Diyarbakır’daki yangının uzun süren elektrik kesintisi sonrası aniden verilen akım nedeniyle tellerde oluşan dalgalanma ve bu dalgalanma yüzünden tellerin birbirine çarpması sonucu çıkan kıvılcımlar nedeniyle meydana geldiği belirtiliyor. Diyarbakır Barosu söz konusu ihmallerle ilgili suç duyurusunda bulundu. Yapılan açıklamada da bölgede elektrik kaynaklı yangınların kronikleşmiş bir sorun olduğunun altı çizildi. Daha önce de yaşanan sorunlar sebebiyle köylünün defalarca şikâyetçi olduğu ancak herhangi bir önlem alınmadığı belirtildi.
Meydana gelen yangın, sermayenin ve siyasi iktidarın emekçilerin canını, yaşam alanlarını, geçim kaynaklarının korunmasını umursamadığını bir kez daha gösteriyor. İşçi ve emekçilerden toplanan milyarlarca liralık vergi karşılığında bir kamu hizmeti olması gereken elektrik dağıtımı hizmeti, özel şirketlere devredilmiş durumda. Böylece milyonlarca emekçinin ve doğanın kaderi açgözlü şirketlerin insafına terk ediliyor. Yangınlara müdahale ile ilgili gerekli hazırlıklar yapılmıyor, bunlara birer maliyet gözüyle bakılıyor. Ortaya çıkan ağır bedeli yine emekçiler ve doğa ödüyor.
Kapitalist kâr düzeni ve doğanın yağmalanması sonucu gerçekleşen küresel iklim değişikliği ve aşırı sıcaklar nedeniyle önümüzdeki günlerde de büyük yangınlar meydana gelebilir, bu yangınların yıkıcı sonuçları olabilir. Zira şimdiye kadarki yangınlarda iktidarın nasıl tutum aldığını, bıraktık yangına karşı önlem almayı yangın çıktıktan sonra yapılması gerekenlerin dahi doğru düzgün yapılmadığını biliyoruz.

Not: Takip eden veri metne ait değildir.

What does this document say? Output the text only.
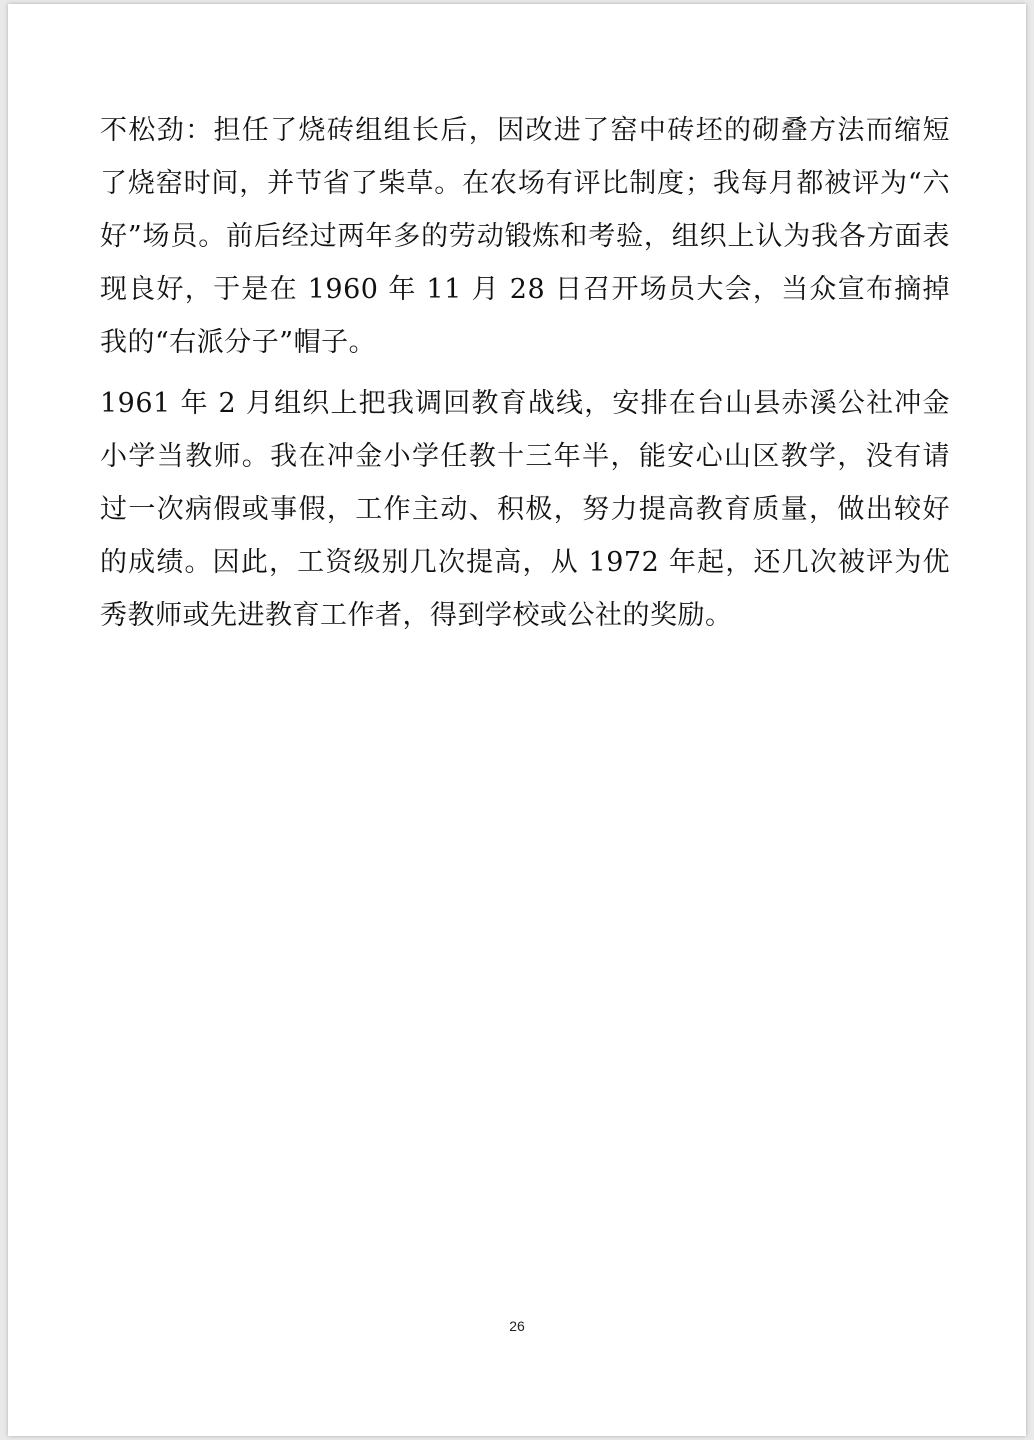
不松劲：担任了烧砖组组长后，因改进了窑中砖坯的砌叠方法而缩短了烧窑时间，并节省了柴草。在农场有评比制度；我每月都被评为“六好”场员。前后经过两年多的劳动锻炼和考验，组织上认为我各方面表现良好，于是在 1960 年 11 月 28 日召开场员大会，当众宣布摘掉我的“右派分子”帽子。

1961 年 2 月组织上把我调回教育战线，安排在台山县赤溪公社冲金小学当教师。我在冲金小学任教十三年半，能安心山区教学，没有请过一次病假或事假，工作主动、积极，努力提高教育质量，做出较好的成绩。因此，工资级别几次提高，从 1972 年起，还几次被评为优秀教师或先进教育工作者，得到学校或公社的奖励。

26
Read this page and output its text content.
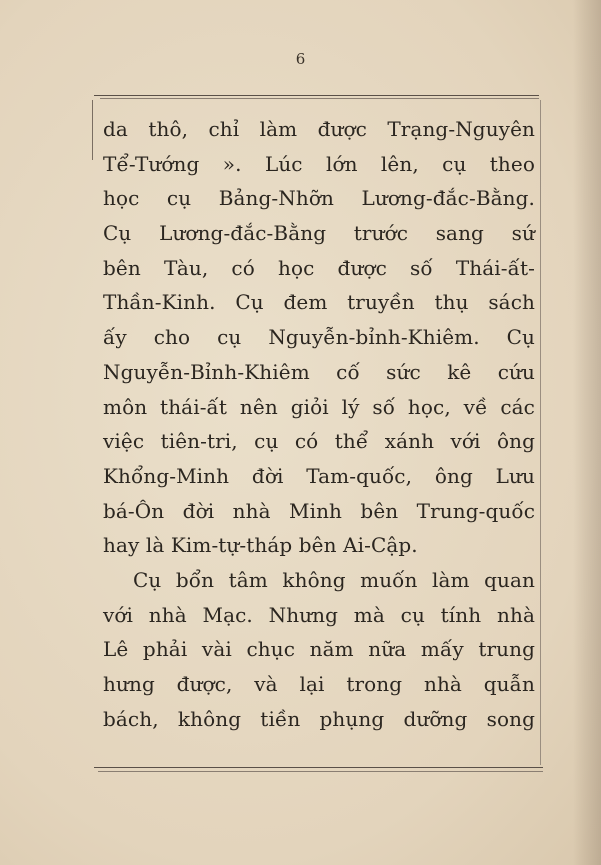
6
da thô, chỉ làm được Trạng-Nguyên
Tể-Tướng ». Lúc lớn lên, cụ theo
học cụ Bảng-Nhỡn Lương-đắc-Bằng.
Cụ Lương-đắc-Bằng trước sang sứ
bên Tàu, có học được số Thái-ất-
Thần-Kinh. Cụ đem truyền thụ sách
ấy cho cụ Nguyễn-bỉnh-Khiêm. Cụ
Nguyễn-Bỉnh-Khiêm cố sức kê cứu
môn thái-ất nên giỏi lý số học, về các
việc tiên-tri, cụ có thể xánh với ông
Khổng-Minh đời Tam-quốc, ông Lưu
bá-Ôn đời nhà Minh bên Trung-quốc
hay là Kim-tự-tháp bên Ai-Cập.
Cụ bổn tâm không muốn làm quan
với nhà Mạc. Nhưng mà cụ tính nhà
Lê phải vài chục năm nữa mấy trung
hưng được, và lại trong nhà quẫn
bách, không tiền phụng dưỡng song
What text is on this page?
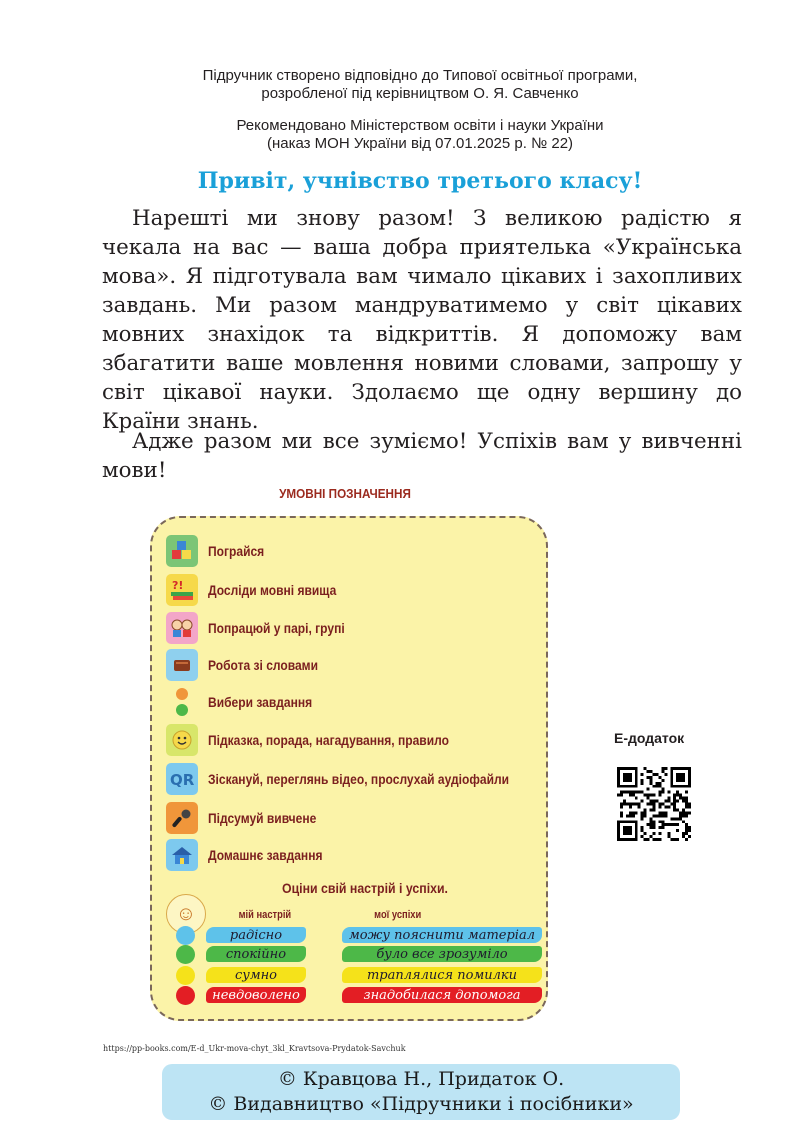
Підручник створено відповідно до Типової освітньої програми,
розробленої під керівництвом О. Я. Савченко
Рекомендовано Міністерством освіти і науки України
(наказ МОН України від 07.01.2025 р. № 22)
Привіт, учнівство третього класу!

Нарешті ми знову разом! З великою радістю я чекала на вас — ваша добра приятелька «Українська мова». Я підготувала вам чимало цікавих і захопливих завдань. Ми разом мандруватимемо у світ цікавих мовних знахідок та відкриттів. Я допоможу вам збагатити ваше мовлення новими словами, запрошу у світ цікавої науки. Здолаємо ще одну вершину до Країни знань.

Адже разом ми все зуміємо! Успіхів вам у вивченні мови!

УМОВНІ ПОЗНАЧЕННЯ
Пограйся
?! Досліди мовні явища
Попрацюй у парі, групі
Робота зі словами
Вибери завдання
Підказка, порада, нагадування, правило
QR Зіскануй, переглянь відео, прослухай аудіофайли
Підсумуй вивчене
Домашнє завдання
Оціни свій настрій і успіхи.
☺	мій настрій	мої успіхи
радісно	можу пояснити матеріал
спокійно	було все зрозуміло
сумно	траплялися помилки
невдоволено	знадобилася допомога
Е-додаток
https://pp-books.com/E-d_Ukr-mova-chyt_3kl_Kravtsova-Prydatok-Savchuk
© Кравцова Н., Придаток О.
© Видавництво «Підручники і посібники»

Yangınların olmaması, çıkan yangınların felakete dönüşmemesi için tepkimizi örgütlü olarak göstermeli, gerekli önlemlerin alınmasını sağlamalıyız. İnsanı, canlıları, doğayı değersiz gören ve yıkıma uğratan kapitalist düzene karşı birlikte mücadeleden başka çıkar yolumuz olmadığını görmeli ve harekete geçmeliyiz.